Oleh: Ir. Femi Febriana

Ternak unggas (ayam dan itik) memegang peranan penting dalam penyediaan protein hewani yang mudah dan murah didapat serta mendukung perekonomian masyarakat.  Berdasarkan Statistik Dinas Peternakan dan Kesehatan Hewan Provinsi NTB tahun 2015  populasi unggas lokal sebanyak 17.214.930 ekor yang terdiri dari ayam buras 6.660.868 ekor, layer 350.025 ekor, broiler 9.103.809 ekor  dan itik  1.100.228  ekor.

Provinsi Nusa Tenggara Barat memiliki potensi yang cukup besar untuk pengembangan perunggasan, hal ini terlihat dari besarnya jumlah rumah tangga peternak khususnya yang memelihara ternak itik dan ayam kampung.

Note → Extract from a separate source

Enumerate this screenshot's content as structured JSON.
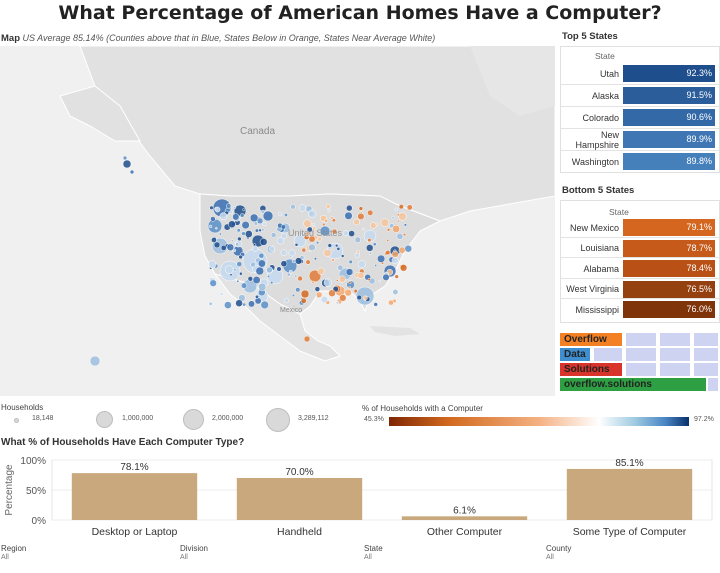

Jumlah pondok Pesantren di NTB terhitung cukup banyak yang tersebar pada sepuluh kabupaten kota yang sebagian besar berlokasi di wilayah pinggiran dan sebagian telah memiliki aset lahan yang luas, kondisi ini sangat cocok untuk pengembangan ternak terutama ternak unggas. Pengembangan unggas lokal berbasis pesantren di arahkan untuk menjadi  unit usaha dalam rangka meningkatkan kesejahteraah dan kemandirian pesantren dalam pemenuhan protein hewani di lingkungan pesantren, disamping itu juga untuk menumbuhkan dan memperkuat sentra-sentra unggas lokal. Sejalan dengan tujuan kegiatan pengembangan unggas lokal dilakukan dalam bentuk usaha budi daya yang produktif seperti pembesaran untuk menghasilkan produksi daging atau pemeliharaan untuk produksi telur.